Témoignage saisissant de Saïd ⃰, un jeune Erythréen qui raconte son périple jusqu’en Suisse. Emprisonné dans son pays pour avoir déserté l’armée, il s’enfuit et gagne la Libye. Traité comme du bétail par les passeurs qui lui promettent la traversée de la Méditerranée, il croise le chemin des troupes de Daech. Il leur échappera de justesse et continuera sa route jusqu’en Suisse où il espère enfin trouver la paix. Ses espoirs seront vite déçus : le SEM (Secrétariat d’Etat aux migrations) prononce à son encontre une décision de non entrée en matière.

Voix d’Exils (VE): Voulez-vous vous présenter à nos lecteurs ?

Saïd : Je suis né en septembre 1993 à Asmara, en Érythrée, où vivent encore deux de mes frères ; le troisième est au Soudan. J’ai une sœur, également requérante d’asile,  qui vit à Saint-Gall ; Ma mère est en Israël et mon père est militaire en Erythrée.

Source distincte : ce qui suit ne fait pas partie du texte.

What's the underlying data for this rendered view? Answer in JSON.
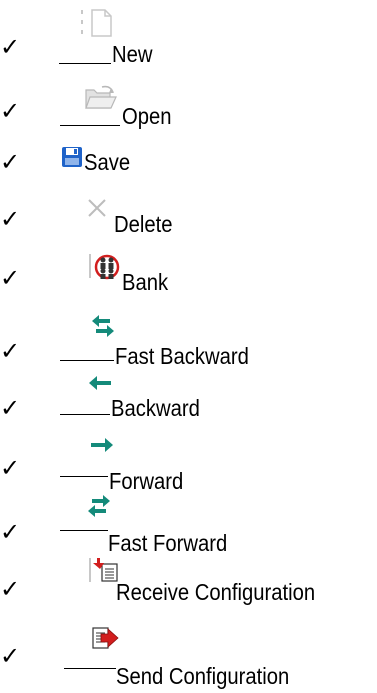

VE: Quand est-ce que vous avez quitté votre pays? Et pourquoi l’avez-vous fait?

Saïd : En Erythrée, le service militaire est obligatoire. En 2011, j’ai été appelé. Comme j’avais eu un accident et reçu une balle dans la main gauche, je pensais que je serais dispensé. Mais ils m’ont retenu et j’ai dû continuer jusqu’à la fin. Après cela, j’ai été affecté à un régiment du renseignement militaire. Une semaine après, j’ai quitté mon poste et je suis rentré chez moi. Les autorités se sont mises à ma recherche. J’ai essayé de m’enfuir en traversant la frontière avec l’Ethiopie, mais j’ai été vite rattrapé et jeté en prison. C’est là-bas que j’ai rencontré ma femme. Dès que je suis sorti de prison, j’ai essayé à nouveau de quitter le pays et cette fois-ci j’ai réussi en passant par la frontière soudanaise.

VE: Comment s’est déroulé votre périple ?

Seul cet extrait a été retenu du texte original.